Following an internal ownership dispute among the family members of the late Denver Broncos owner Pat Bowlen in 2019, speculation arose concerning the potential sale of the team. Speculation concerning the construction of a new stadium began growing after then-Broncos president Joe Ellis suggested that a new stadium would be "Issue No. 1 on the next owner's plate". In August 2021, Walmart fortune heir Rob Walton purchased the team for $4.65 billion. Following the sale, the new Broncos' ownership team refused to rule out replacing Empower Field with a new, state-of-the-art stadium in the future.

In December 2022, the new ownership group announced $100 million in renovations into Empower Field at Mile High, including the construction of a larger video board, improved concessions, and expanded hospitality space. During the renovation announcement, the team again refused to rule out the possibility of a new stadium's construction in the distant future.

==History==
In January 2023, the team partnered with Legends Hospitality to survey Broncos fans and stakeholders regarding the construction of a new stadium. The results found that a majority of fans preferred a new stadium with a retractable roof in a near-downtown location. There was also an overwhelming support for a mixed-use development, as well as a focus on the importance of non-gameday amenities and site accessibility.

Starting August 2024, multiple limited liability companies (LLCs) purchased real estate adjacent to the Burnham Yard, the 58-acre site of a railroad facility that had operated from 1871 to 2016, and that is now owned by the state of Colorado. These transactions appeared to have been related to the Broncos' consideration of the Burnham Yard as a stadium location.

On September 9, 2025, the Broncos, City of Denver and State of Colorado announced Burnham Yard as the preferred site for a new stadium.

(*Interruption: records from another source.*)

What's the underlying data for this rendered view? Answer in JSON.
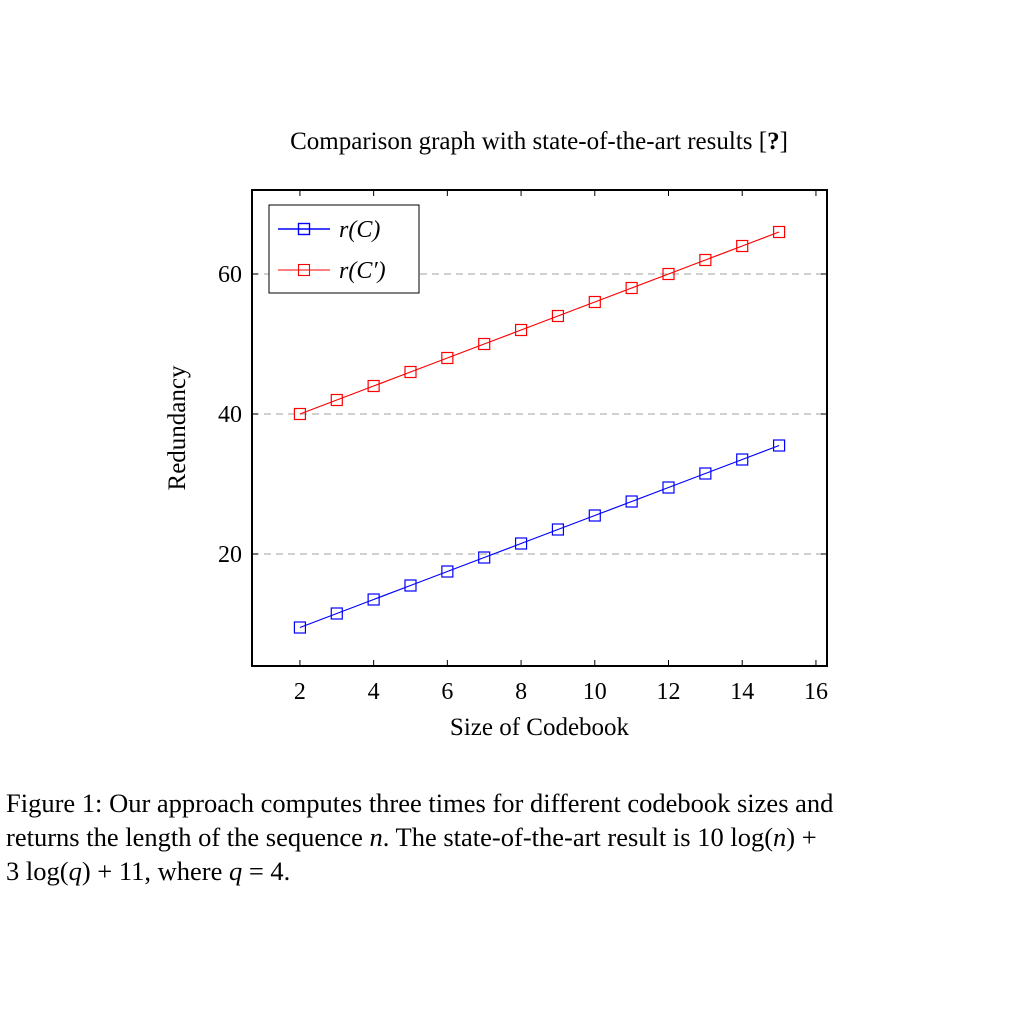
{
  "chart_data": {
    "type": "line",
    "title_parts": {
      "text": "Comparison graph with state-of-the-art results [",
      "ref": "?",
      "close": "]"
    },
    "xlabel": "Size of Codebook",
    "ylabel": "Redundancy",
    "xlim": [
      0.7,
      16.3
    ],
    "ylim": [
      4,
      72
    ],
    "xticks": [
      2,
      4,
      6,
      8,
      10,
      12,
      14,
      16
    ],
    "yticks": [
      20,
      40,
      60
    ],
    "grid": "horizontal dashed at y ticks",
    "legend_placement": "top-left",
    "x": [
      2,
      3,
      4,
      5,
      6,
      7,
      8,
      9,
      10,
      11,
      12,
      13,
      14,
      15
    ],
    "series": [
      {
        "name": "r(C)",
        "color": "#0000ff",
        "marker": "square",
        "values": [
          9.5,
          11.5,
          13.5,
          15.5,
          17.5,
          19.5,
          21.5,
          23.5,
          25.5,
          27.5,
          29.5,
          31.5,
          33.5,
          35.5
        ]
      },
      {
        "name": "r(C′)",
        "color": "#ff0000",
        "marker": "square",
        "values": [
          40,
          42,
          44,
          46,
          48,
          50,
          52,
          54,
          56,
          58,
          60,
          62,
          64,
          66
        ]
      }
    ]
  },
  "caption": {
    "label": "Figure 1:",
    "line1": "Our approach computes three times for different codebook sizes and",
    "line2_a": "returns the length of the sequence ",
    "line2_n": "n",
    "line2_b": ". The state-of-the-art result is 10 log(",
    "line2_n2": "n",
    "line2_c": ") +",
    "line3_a": "3 log(",
    "line3_q": "q",
    "line3_b": ") + 11, where ",
    "line3_q2": "q",
    "line3_c": " = 4."
  }
}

The stadium-anchored community hub will span more than 100 acres, with the team purchasing the 58-acre site for the stadium and 25 acres from Denver Water for surrounding land. Private real estate acquisitions will make up the rest of the stadium complex. The Walton-Penner Family Ownership Group also announced that they will privately fund the stadium, the land, the surrounding development, and the construction costs, with the City of Denver shouldering $140 million in infrastructure upgrades surrounding the area. Among the proposed improvements are upgrades to Denver's Regional Transportation District (RTD) light-rail services to the area, which is served by the 10th & Osage station.

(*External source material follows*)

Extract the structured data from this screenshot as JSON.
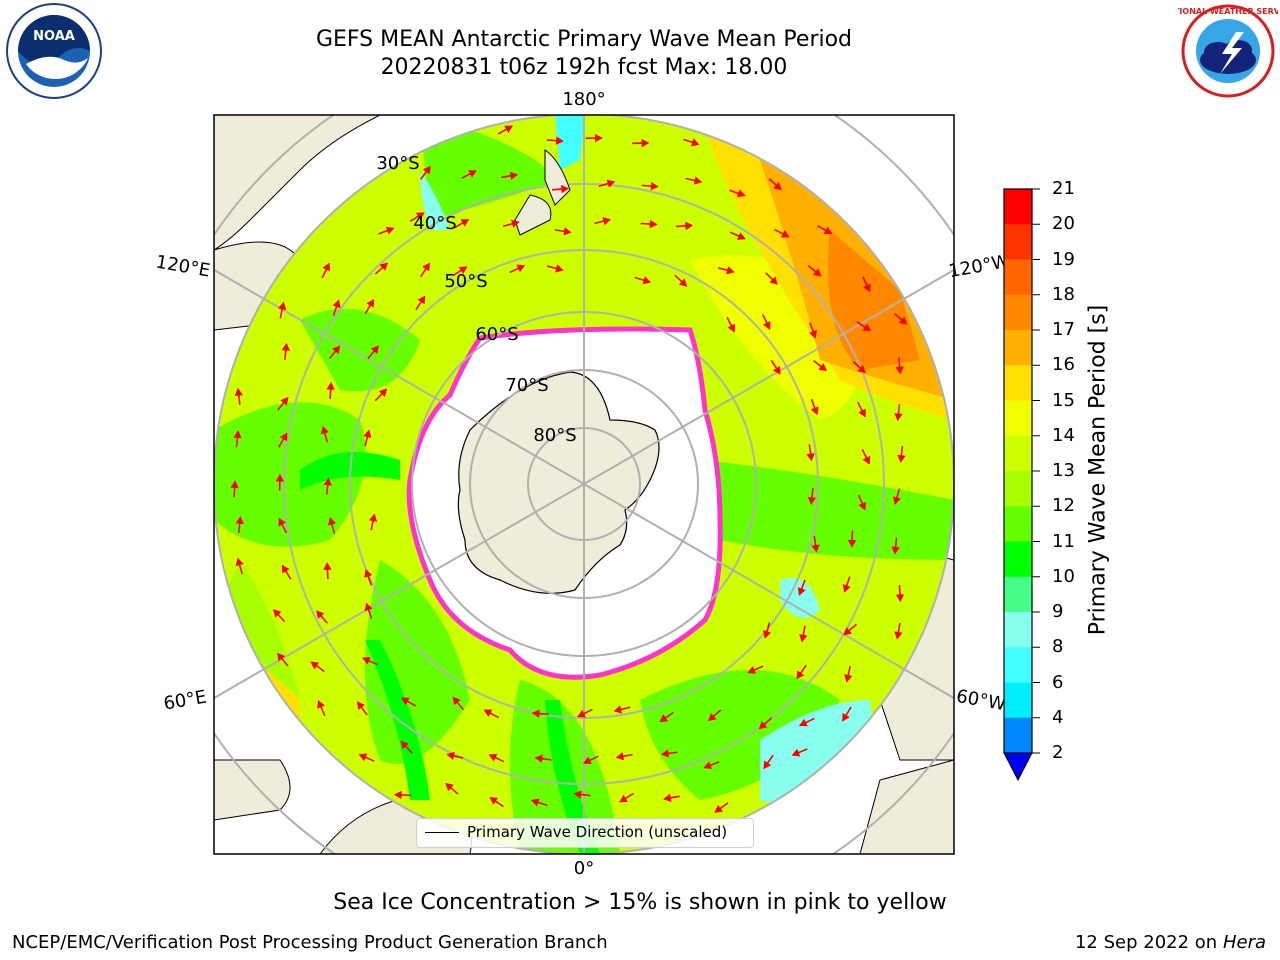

In October 2025, the Broncos partnered with the architectural firm Sasaki to begin the initial designing of the stadium. Broncos CEO Greg Penner emphasized the desire for a raucous atmosphere in the new stadium, stating, "We really want that experience that’s loud," and adding that the team wants it to be "a place that opposing teams don’t want to come play."

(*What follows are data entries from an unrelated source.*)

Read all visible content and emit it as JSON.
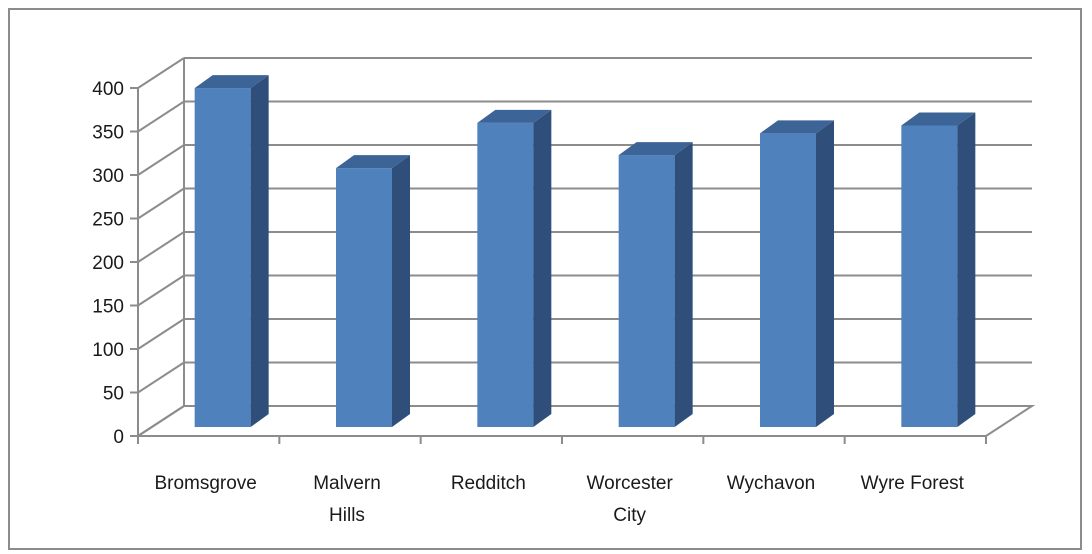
{
  "chart_data": {
    "type": "bar",
    "categories": [
      [
        "Bromsgrove"
      ],
      [
        "Malvern",
        "Hills"
      ],
      [
        "Redditch"
      ],
      [
        "Worcester",
        "City"
      ],
      [
        "Wychavon"
      ],
      [
        "Wyre Forest"
      ]
    ],
    "values": [
      393,
      301,
      353,
      316,
      341,
      350
    ],
    "title": "",
    "xlabel": "",
    "ylabel": "",
    "ylim": [
      0,
      400
    ],
    "yticks": [
      "0",
      "50",
      "100",
      "150",
      "200",
      "250",
      "300",
      "350",
      "400"
    ],
    "grid": true,
    "legend": "none",
    "style": "3d-column",
    "colors": {
      "bar_front": "#4f81bd",
      "bar_side": "#2f4f7a",
      "bar_top": "#3c6496",
      "gridline": "#8c8c8c",
      "axis": "#8c8c8c"
    }
  }
}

On November 5, 2025, the Broncos submitted a 38-page preliminary review plan for the development of the Burnham Yard rail site to the City of Denver. The plan suggested building the new stadium in on the western side of the Burnham Yard site, with building permits to be acquired in 2027. In a statement, the Broncos organization committed to collaborating with city officials and neighboring residents to ensure local concerns are addressed during the stadium's planning phase. In anticipation of this announcement, the City of Denver had already begun a small area plan process for the proposed development and the surrounding area. Community stakeholders also began negotiation directly with the Broncos for a community benefits agreement. A purchase agreement for the Burnham yard was finalized in May, 2026, with closing expected fall 2026.

In August 2026, the Broncos released conceptual renderings for the Burnham Yard redevelopment project, which included affordable housing, retail, parks, and other neighborhood improvements. In addition, they announced that Manica Architecture would be the architect for the stadium. In the preliminary plans presented, the 10th & Osage RTD light rail station would be expanded and relocated south of 10th Avenue to accommodate gameday service, and the stadium would also be served by a proposed new station for the Colorado Connector intercity rail service, located at 7th Avenue and Tejon Street southwest of the stadium.